The charges also detail the custody battle between Kelley and Li and say detectives confirmed “Kelley would stand to obtain significant funds if she had sole custody of their child, thus providing a possible motive for murder.”

In September, detectives obtained records showing Good had forwarded himself an email containing a link to a security company’s login website for a GPS device the night before Li was shot. The GPS device was purchased by Kelley in 2015 but had long been dormant until June 26, two weeks before the shooting, when she re-activated her account, say the charges. She canceled her account on July 14, four days after Li was shot.

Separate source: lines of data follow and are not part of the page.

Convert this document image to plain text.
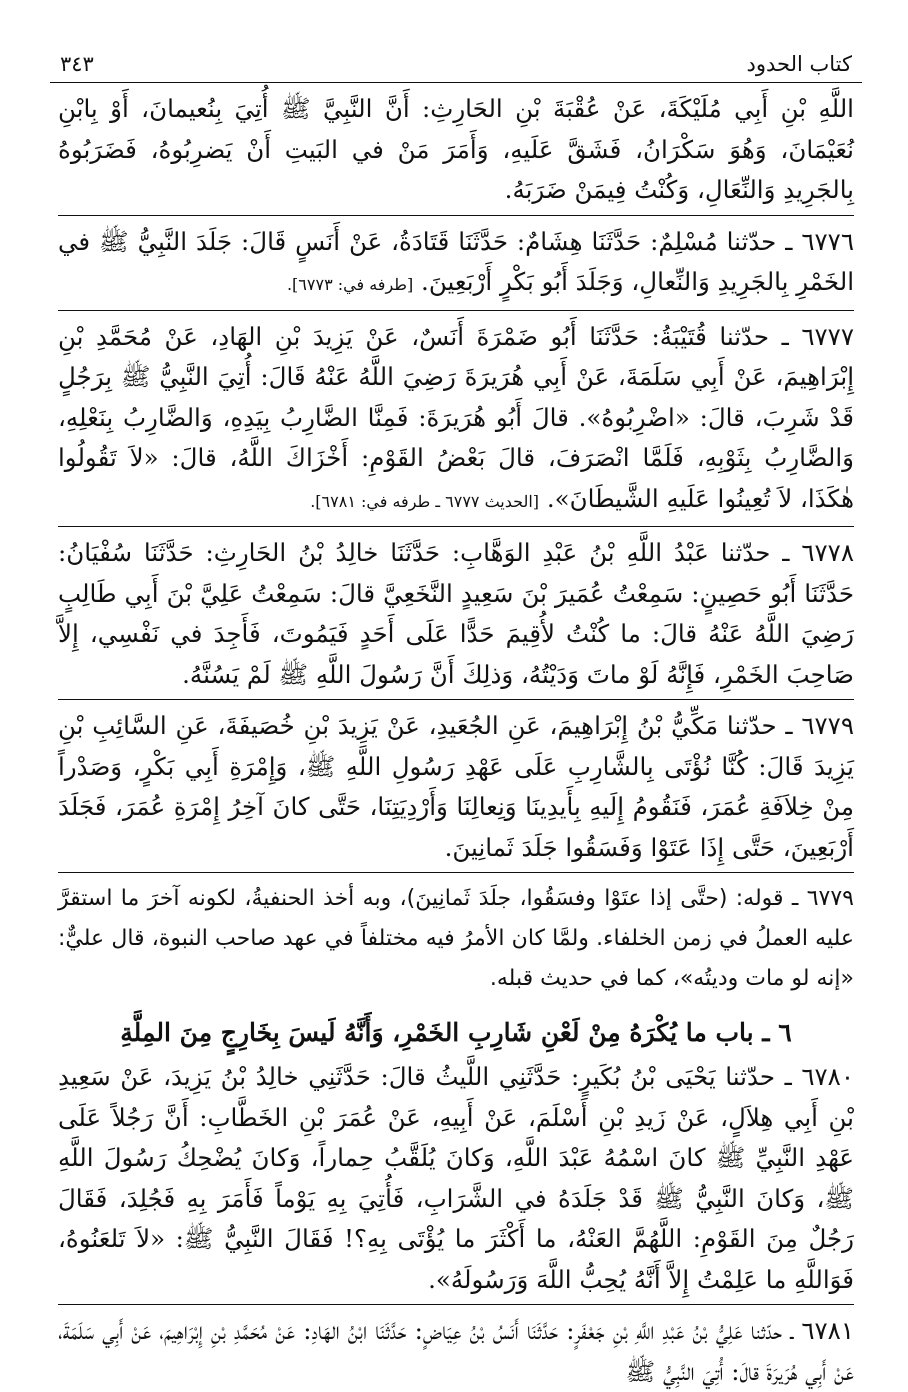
كتاب الحدود
٣٤٣

اللَّهِ بْنِ أَبِي مُلَيْكَةَ، عَنْ عُقْبَةَ بْنِ الحَارِثِ: أَنَّ النَّبِيَّ ﷺ أُتِيَ بِنُعيمانَ، أَوْ بِابْنِ نُعَيْمَانَ، وَهُوَ سَكْرَانُ، فَشَقَّ عَلَيهِ، وَأَمَرَ مَنْ في البَيتِ أَنْ يَضرِبُوهُ، فَضَرَبُوهُ بِالجَرِيدِ وَالنِّعَالِ، وَكُنْتُ فِيمَنْ ضَرَبَهُ.

٦٧٧٦ ـ حدّثنا مُسْلِمٌ: حَدَّثَنَا هِشَامٌ: حَدَّثَنَا قَتَادَةُ، عَنْ أَنَسٍ قَالَ: جَلَدَ النَّبِيُّ ﷺ في الخَمْرِ بِالجَرِيدِ وَالنِّعالِ، وَجَلَدَ أَبُو بَكْرٍ أَرْبَعِينَ. [طرفه في: ٦٧٧٣].

٦٧٧٧ ـ حدّثنا قُتَيْبَةُ: حَدَّثَنَا أَبُو ضَمْرَةَ أَنَسٌ، عَنْ يَزِيدَ بْنِ الهَادِ، عَنْ مُحَمَّدِ بْنِ إِبْرَاهِيمَ، عَنْ أَبِي سَلَمَةَ، عَنْ أَبِي هُرَيرَةَ رَضِيَ اللَّهُ عَنْهُ قَالَ: أُتِيَ النَّبِيُّ ﷺ بِرَجُلٍ قَدْ شَرِبَ، قالَ: «اضْرِبُوهُ». قالَ أَبُو هُرَيرَةَ: فَمِنَّا الضَّارِبُ بِيَدِهِ، وَالضَّارِبُ بِنَعْلِهِ، وَالضَّارِبُ بِثَوْبِهِ، فَلَمَّا انْصَرَفَ، قالَ بَعْضُ القَوْمِ: أَخْزَاكَ اللَّهُ، قالَ: «لاَ تَقُولُوا هٰكَذَا، لاَ تُعِينُوا عَلَيهِ الشَّيطَانَ». [الحديث ٦٧٧٧ ـ طرفه في: ٦٧٨١].

٦٧٧٨ ـ حدّثنا عَبْدُ اللَّهِ بْنُ عَبْدِ الوَهَّابِ: حَدَّثَنَا خالِدُ بْنُ الحَارِثِ: حَدَّثَنَا سُفْيَانُ: حَدَّثَنَا أَبُو حَصِينٍ: سَمِعْتُ عُمَيرَ بْنَ سَعِيدٍ النَّخَعِيَّ قالَ: سَمِعْتُ عَلِيَّ بْنَ أَبِي طَالِبٍ رَضِيَ اللَّهُ عَنْهُ قالَ: ما كُنْتُ لأُقِيمَ حَدًّا عَلَى أَحَدٍ فَيَمُوتَ، فَأَجِدَ في نَفْسِي، إِلاَّ صَاحِبَ الخَمْرِ، فَإِنَّهُ لَوْ ماتَ وَدَيْتُهُ، وَذلِكَ أَنَّ رَسُولَ اللَّهِ ﷺ لَمْ يَسُنَّهُ.

٦٧٧٩ ـ حدّثنا مَكِّيُّ بْنُ إِبْرَاهِيمَ، عَنِ الجُعَيدِ، عَنْ يَزِيدَ بْنِ خُصَيفَةَ، عَنِ السَّائِبِ بْنِ يَزِيدَ قَالَ: كُنَّا نُؤْتَى بِالشَّارِبِ عَلَى عَهْدِ رَسُولِ اللَّهِ ﷺ، وَإِمْرَةِ أَبِي بَكْرٍ، وَصَدْراً مِنْ خِلاَفَةِ عُمَرَ، فَنَقُومُ إِلَيهِ بِأَيدِينَا وَنِعالِنَا وَأَرْدِيَتِنَا، حَتَّى كانَ آخِرُ إِمْرَةِ عُمَرَ، فَجَلَدَ أَرْبَعِينَ، حَتَّى إِذَا عَتَوْا وَفَسَقُوا جَلَدَ ثَمانِينَ.

٦٧٧٩ ـ قوله: (حتَّى إذا عتَوْا وفسَقُوا، جلَدَ ثَمانِينَ)، وبه أخذ الحنفيةُ، لكونه آخرَ ما استقرَّ عليه العملُ في زمن الخلفاء. ولمَّا كان الأمرُ فيه مختلفاً في عهد صاحب النبوة، قال عليٌّ: «إنه لو مات وديتُه»، كما في حديث قبله.

٦ ـ باب ما يُكْرَهُ مِنْ لَعْنِ شَارِبِ الخَمْرِ، وَأَنَّهُ لَيسَ بِخَارِجٍ مِنَ المِلَّةِ

٦٧٨٠ ـ حدّثنا يَحْيَى بْنُ بُكَيرٍ: حَدَّثَنِي اللَّيثُ قالَ: حَدَّثَنِي خالِدُ بْنُ يَزِيدَ، عَنْ سَعِيدِ بْنِ أَبِي هِلاَلٍ، عَنْ زَيدِ بْنِ أَسْلَمَ، عَنْ أَبِيهِ، عَنْ عُمَرَ بْنِ الخَطَّابِ: أَنَّ رَجُلاً عَلَى عَهْدِ النَّبِيِّ ﷺ كانَ اسْمُهُ عَبْدَ اللَّهِ، وَكانَ يُلَقَّبُ حِماراً، وَكانَ يُضْحِكُ رَسُولَ اللَّهِ ﷺ، وَكانَ النَّبِيُّ ﷺ قَدْ جَلَدَهُ في الشَّرَابِ، فَأُتِيَ بِهِ يَوْماً فَأَمَرَ بِهِ فَجُلِدَ، فَقَالَ رَجُلٌ مِنَ القَوْمِ: اللَّهُمَّ العَنْهُ، ما أَكْثَرَ ما يُؤْتَى بِهِ؟! فَقَالَ النَّبِيُّ ﷺ: «لاَ تَلعَنُوهُ، فَوَاللَّهِ ما عَلِمْتُ إِلاَّ أَنَّهُ يُحِبُّ اللَّهَ وَرَسُولَهُ».

٦٧٨١ ـ حدّثنا عَلِيُّ بْنُ عَبْدِ اللَّهِ بْنِ جَعْفَرٍ: حَدَّثَنَا أَنَسُ بْنُ عِيَاضٍ: حَدَّثَنَا ابْنُ الهَادِ: عَنْ مُحَمَّدِ بْنِ إِبْرَاهِيمَ، عَنْ أَبِي سَلَمَةَ، عَنْ أَبِي هُرَيرَةَ قالَ: أُتِيَ النَّبِيُّ ﷺ
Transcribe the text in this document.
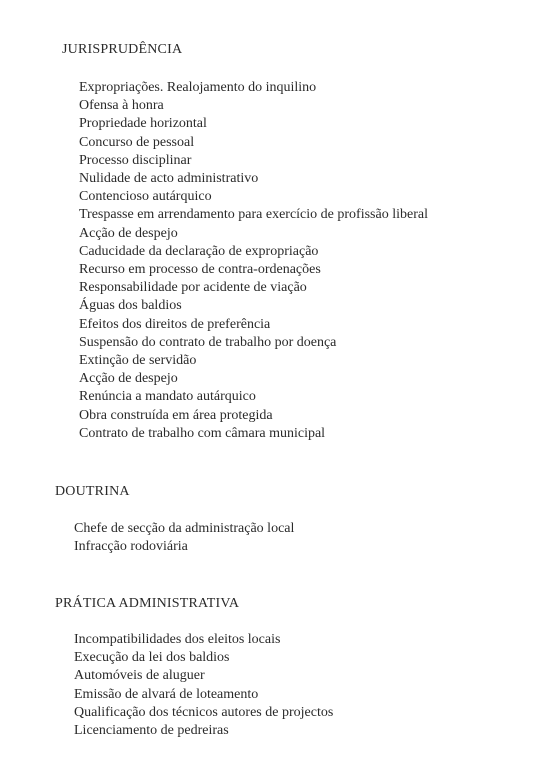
JURISPRUDÊNCIA
Expropriações. Realojamento do inquilino
Ofensa à honra
Propriedade horizontal
Concurso de pessoal
Processo disciplinar
Nulidade de acto administrativo
Contencioso autárquico
Trespasse em arrendamento para exercício de profissão liberal
Acção de despejo
Caducidade da declaração de expropriação
Recurso em processo de contra-ordenações
Responsabilidade por acidente de viação
Águas dos baldios
Efeitos dos direitos de preferência
Suspensão do contrato de trabalho por doença
Extinção de servidão
Acção de despejo
Renúncia a mandato autárquico
Obra construída em área protegida
Contrato de trabalho com câmara municipal
DOUTRINA
Chefe de secção da administração local
Infracção rodoviária
PRÁTICA ADMINISTRATIVA
Incompatibilidades dos eleitos locais
Execução da lei dos baldios
Automóveis de aluguer
Emissão de alvará de loteamento
Qualificação dos técnicos autores de projectos
Licenciamento de pedreiras
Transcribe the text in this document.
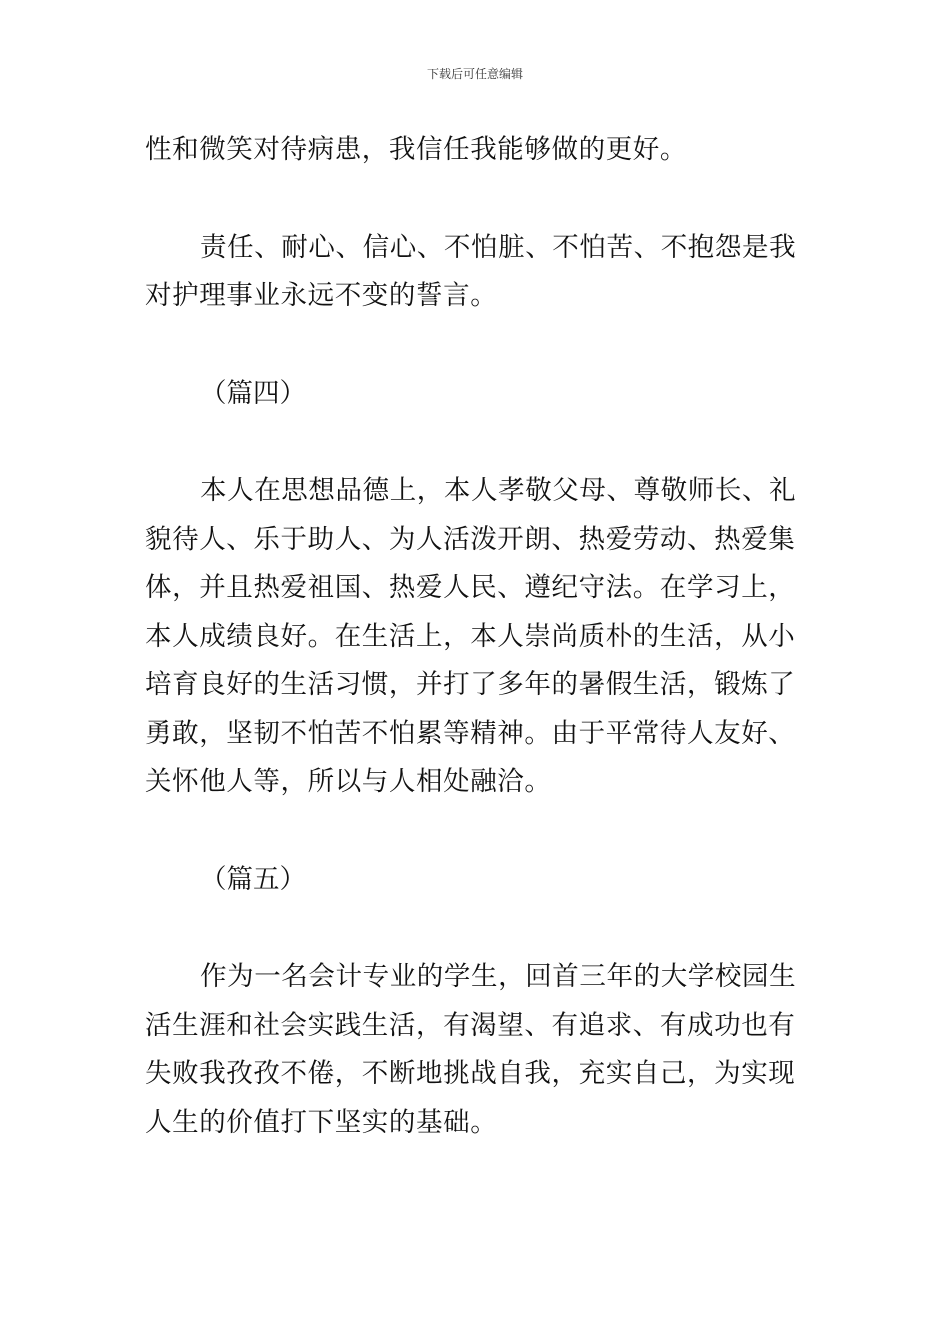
下载后可任意编辑

性和微笑对待病患，我信任我能够做的更好。

责任、耐心、信心、不怕脏、不怕苦、不抱怨是我对护理事业永远不变的誓言。

（篇四）

本人在思想品德上，本人孝敬父母、尊敬师长、礼貌待人、乐于助人、为人活泼开朗、热爱劳动、热爱集体，并且热爱祖国、热爱人民、遵纪守法。在学习上，本人成绩良好。在生活上，本人崇尚质朴的生活，从小培育良好的生活习惯，并打了多年的暑假生活，锻炼了勇敢，坚韧不怕苦不怕累等精神。由于平常待人友好、关怀他人等，所以与人相处融洽。

（篇五）

作为一名会计专业的学生，回首三年的大学校园生活生涯和社会实践生活，有渴望、有追求、有成功也有失败我孜孜不倦，不断地挑战自我，充实自己，为实现人生的价值打下坚实的基础。
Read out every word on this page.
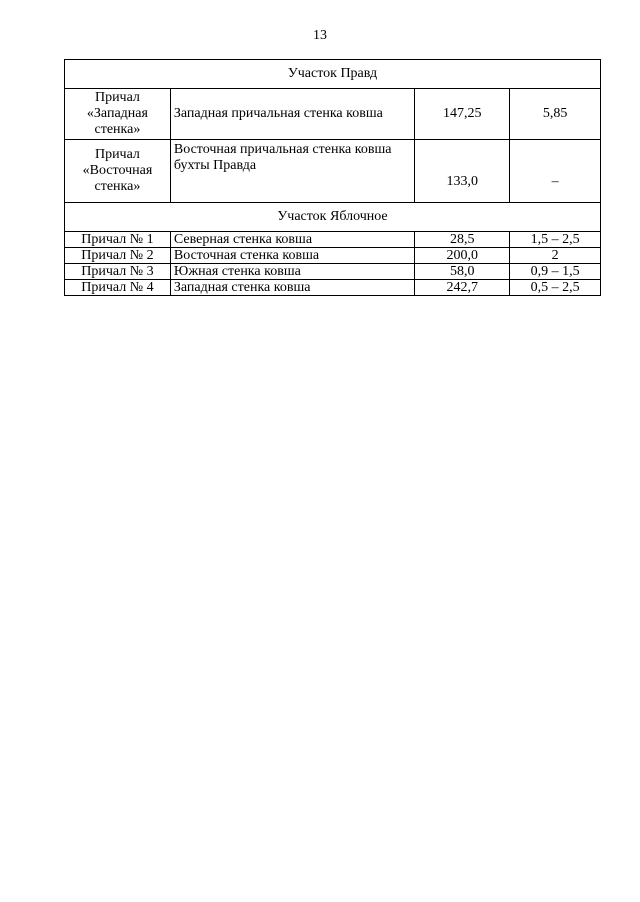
13
Участок Правд			
Причал «Западная стенка»	Западная причальная стенка ковша	147,25	5,85
Причал «Восточная стенка»	Восточная причальная стенка ковша бухты Правда	133,0	–
Участок Яблочное			
Причал № 1	Северная стенка ковша	28,5	1,5 – 2,5
Причал № 2	Восточная стенка ковша	200,0	2
Причал № 3	Южная стенка ковша	58,0	0,9 – 1,5
Причал № 4	Западная стенка ковша	242,7	0,5 – 2,5
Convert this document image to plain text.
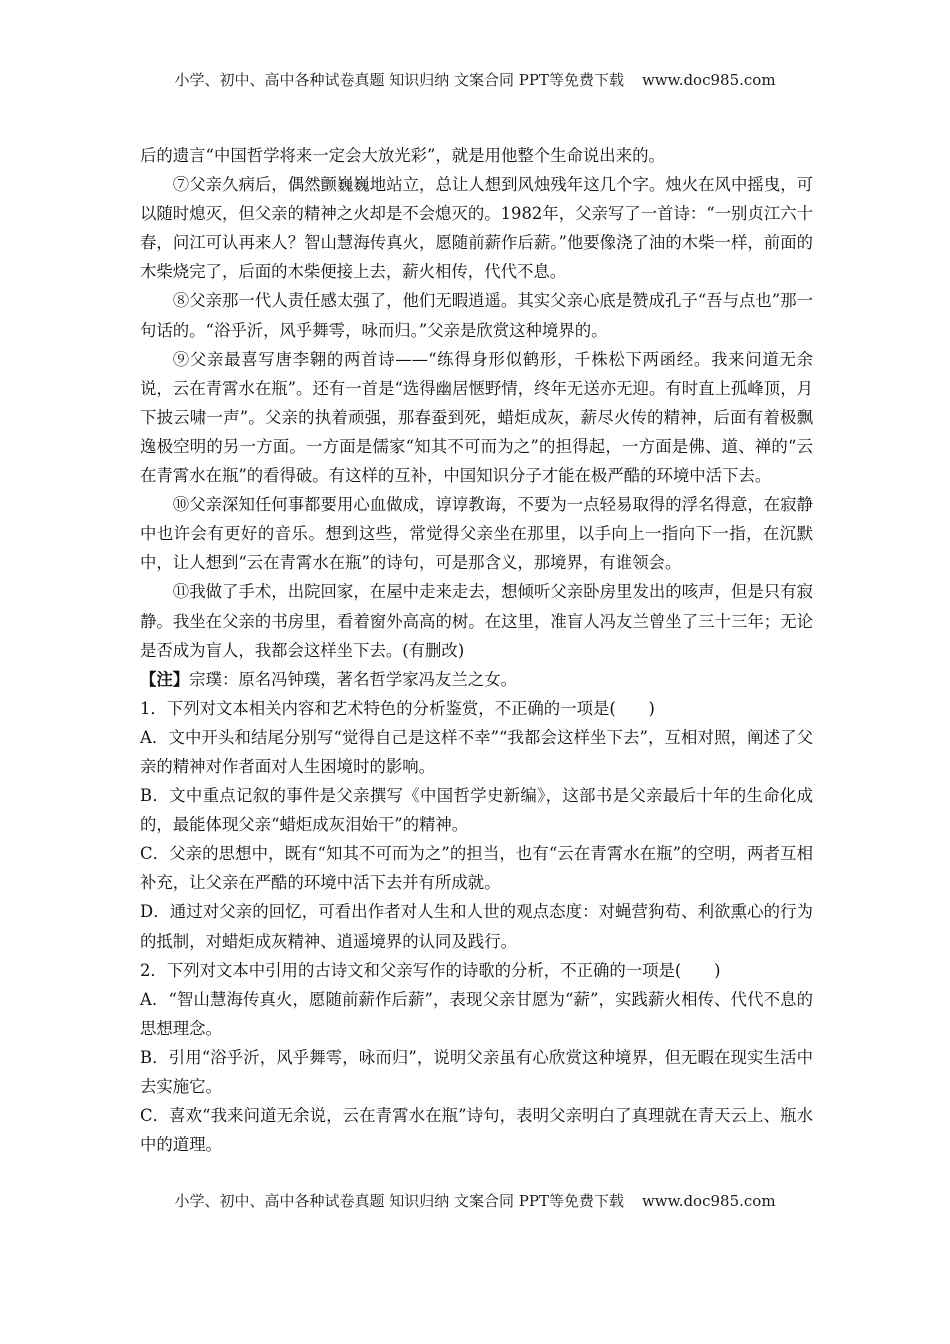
小学、初中、高中各种试卷真题 知识归纳 文案合同 PPT等免费下载 www.doc985.com

后的遗言“中国哲学将来一定会大放光彩”，就是用他整个生命说出来的。

⑦父亲久病后，偶然颤巍巍地站立，总让人想到风烛残年这几个字。烛火在风中摇曳，可以随时熄灭，但父亲的精神之火却是不会熄灭的。1982年，父亲写了一首诗：“一别贞江六十春，问江可认再来人？智山慧海传真火，愿随前薪作后薪。”他要像浇了油的木柴一样，前面的木柴烧完了，后面的木柴便接上去，薪火相传，代代不息。

⑧父亲那一代人责任感太强了，他们无暇逍遥。其实父亲心底是赞成孔子“吾与点也”那一句话的。“浴乎沂，风乎舞雩，咏而归。”父亲是欣赏这种境界的。

⑨父亲最喜写唐李翱的两首诗——“练得身形似鹤形，千株松下两函经。我来问道无余说，云在青霄水在瓶”。还有一首是“选得幽居惬野情，终年无送亦无迎。有时直上孤峰顶，月下披云啸一声”。父亲的执着顽强，那春蚕到死，蜡炬成灰，薪尽火传的精神，后面有着极飘逸极空明的另一方面。一方面是儒家“知其不可而为之”的担得起，一方面是佛、道、禅的“云在青霄水在瓶”的看得破。有这样的互补，中国知识分子才能在极严酷的环境中活下去。

⑩父亲深知任何事都要用心血做成，谆谆教诲，不要为一点轻易取得的浮名得意，在寂静中也许会有更好的音乐。想到这些，常觉得父亲坐在那里，以手向上一指向下一指，在沉默中，让人想到“云在青霄水在瓶”的诗句，可是那含义，那境界，有谁领会。

⑪我做了手术，出院回家，在屋中走来走去，想倾听父亲卧房里发出的咳声，但是只有寂静。我坐在父亲的书房里，看着窗外高高的树。在这里，准盲人冯友兰曾坐了三十三年；无论是否成为盲人，我都会这样坐下去。(有删改)

【注】宗璞：原名冯钟璞，著名哲学家冯友兰之女。

1．下列对文本相关内容和艺术特色的分析鉴赏，不正确的一项是(　　)

A．文中开头和结尾分别写“觉得自己是这样不幸”“我都会这样坐下去”，互相对照，阐述了父亲的精神对作者面对人生困境时的影响。

B．文中重点记叙的事件是父亲撰写《中国哲学史新编》，这部书是父亲最后十年的生命化成的，最能体现父亲“蜡炬成灰泪始干”的精神。

C．父亲的思想中，既有“知其不可而为之”的担当，也有“云在青霄水在瓶”的空明，两者互相补充，让父亲在严酷的环境中活下去并有所成就。

D．通过对父亲的回忆，可看出作者对人生和人世的观点态度：对蝇营狗苟、利欲熏心的行为的抵制，对蜡炬成灰精神、逍遥境界的认同及践行。

2．下列对文本中引用的古诗文和父亲写作的诗歌的分析，不正确的一项是(　　)

A．“智山慧海传真火，愿随前薪作后薪”，表现父亲甘愿为“薪”，实践薪火相传、代代不息的思想理念。

B．引用“浴乎沂，风乎舞雩，咏而归”，说明父亲虽有心欣赏这种境界，但无暇在现实生活中去实施它。

C．喜欢“我来问道无余说，云在青霄水在瓶”诗句，表明父亲明白了真理就在青天云上、瓶水中的道理。

小学、初中、高中各种试卷真题 知识归纳 文案合同 PPT等免费下载 www.doc985.com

Police later found the GPS device registered to Kelley attached to Li’s car, according to the charges.

Several weeks after the shooting, Kelley informed Good “job unfinished, will need to complete unless it resolves on its own in the next month,” say the charges, citing phone records obtained during the execution of a search warrant.

The charges say Kelley discussed dropping off a payment at the same Mount Vernon park where she was seen driving within hours of the July shooting.

News researcher Miyoko Wolf contributed to this story.